Wednesday, September 9, 2009

EMP, Asteroids and the Smart Grid


Re: the title of this post - there are some threats you just can't do anything about, so you try not to worry about them too much, and get on protecting yourself against the ones you can. To that end, I recently participated in a short article on Electro Magnetic Pulse (EMP) risks to the grid and Smart Grid on earth2tech. For background on this topic, here's the Wikipedia entry.

Basically, we should not let EMP concerns sidetrack the good work being done to rapidly advance the state of the Smart Grid. For example, I watched as an EMP discussion temporarily paralyzed a NIST Smart Grid standards working group session for almost half an hour. Don't get me wrong, EMP is a serious topic not to be taken lightly, but standards, no matter how thoughtful and excellent, aren't going to help us much there.

A trip to Kirkland Air Force Base's EMP simulator in New Mexico would have shown you we were working on protection measures, and training films from my early Air Force days showed EMP shielding on B-52s on their one-way mission to the USSR during our MAD mutually assured destruction days. Today, short of keeping nukes from exploding anywhere near CONUS, we should acknowledge that there are no good national-scale solutions to EMP out there. All proposed are way too expensive, way too impractical, and virtually impossible to implement without shutting down our government, economy and military for 10-20 years. Or longer.

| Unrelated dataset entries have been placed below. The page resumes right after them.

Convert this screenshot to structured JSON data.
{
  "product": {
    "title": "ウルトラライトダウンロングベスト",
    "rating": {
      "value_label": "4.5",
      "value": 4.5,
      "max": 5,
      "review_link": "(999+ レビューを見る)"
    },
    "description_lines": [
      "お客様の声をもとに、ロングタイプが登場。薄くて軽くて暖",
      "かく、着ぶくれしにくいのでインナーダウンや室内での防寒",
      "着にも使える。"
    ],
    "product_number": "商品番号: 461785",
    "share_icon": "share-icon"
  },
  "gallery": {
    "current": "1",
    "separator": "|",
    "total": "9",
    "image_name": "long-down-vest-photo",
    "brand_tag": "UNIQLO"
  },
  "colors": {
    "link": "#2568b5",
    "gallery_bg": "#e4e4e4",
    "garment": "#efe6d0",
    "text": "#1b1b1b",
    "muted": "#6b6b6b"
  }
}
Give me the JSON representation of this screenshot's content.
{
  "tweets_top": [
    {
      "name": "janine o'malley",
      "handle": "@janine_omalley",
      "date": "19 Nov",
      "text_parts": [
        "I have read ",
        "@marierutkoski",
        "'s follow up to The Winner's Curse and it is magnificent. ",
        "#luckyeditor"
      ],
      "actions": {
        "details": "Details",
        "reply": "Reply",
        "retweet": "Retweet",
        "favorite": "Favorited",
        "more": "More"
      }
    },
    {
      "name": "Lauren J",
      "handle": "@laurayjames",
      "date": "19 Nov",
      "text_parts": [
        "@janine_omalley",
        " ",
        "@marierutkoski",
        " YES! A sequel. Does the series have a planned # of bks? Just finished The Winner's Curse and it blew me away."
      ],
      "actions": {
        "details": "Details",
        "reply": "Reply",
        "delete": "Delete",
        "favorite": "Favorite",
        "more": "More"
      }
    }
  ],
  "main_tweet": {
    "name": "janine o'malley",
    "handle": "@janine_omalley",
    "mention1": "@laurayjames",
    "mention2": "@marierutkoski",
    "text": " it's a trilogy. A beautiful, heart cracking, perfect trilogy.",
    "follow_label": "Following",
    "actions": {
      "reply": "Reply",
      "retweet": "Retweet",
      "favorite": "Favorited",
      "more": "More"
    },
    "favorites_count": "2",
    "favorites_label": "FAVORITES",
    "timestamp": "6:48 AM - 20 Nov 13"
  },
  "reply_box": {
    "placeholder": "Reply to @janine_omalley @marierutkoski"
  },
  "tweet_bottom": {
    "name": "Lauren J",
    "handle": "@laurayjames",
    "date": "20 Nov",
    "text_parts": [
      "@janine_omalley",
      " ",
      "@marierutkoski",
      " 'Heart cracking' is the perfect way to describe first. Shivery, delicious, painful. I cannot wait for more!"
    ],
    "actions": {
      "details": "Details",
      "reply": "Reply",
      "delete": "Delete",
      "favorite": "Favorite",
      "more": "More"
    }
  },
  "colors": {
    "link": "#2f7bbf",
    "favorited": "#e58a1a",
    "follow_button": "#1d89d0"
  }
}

With a well positioned high altitude nuclear explosion (200 miles up over the US midwest), the Smart Grid, if anything, seems to make us even more vulnerable by adding more devices with easily fry-able circuitry to the mix. But in scenarios where a nuke goes off on the ground or at low altitude, distant micro grids and remote sections of a national Smart Grid would miss out on the carnage, and by islanding, would not be taken down by a cascading failure of the national grid as regional systems likely would today. So the take away is keep on building the Smart Grid, and try not to let EMP, or civilization-ending asteroids, get in the way.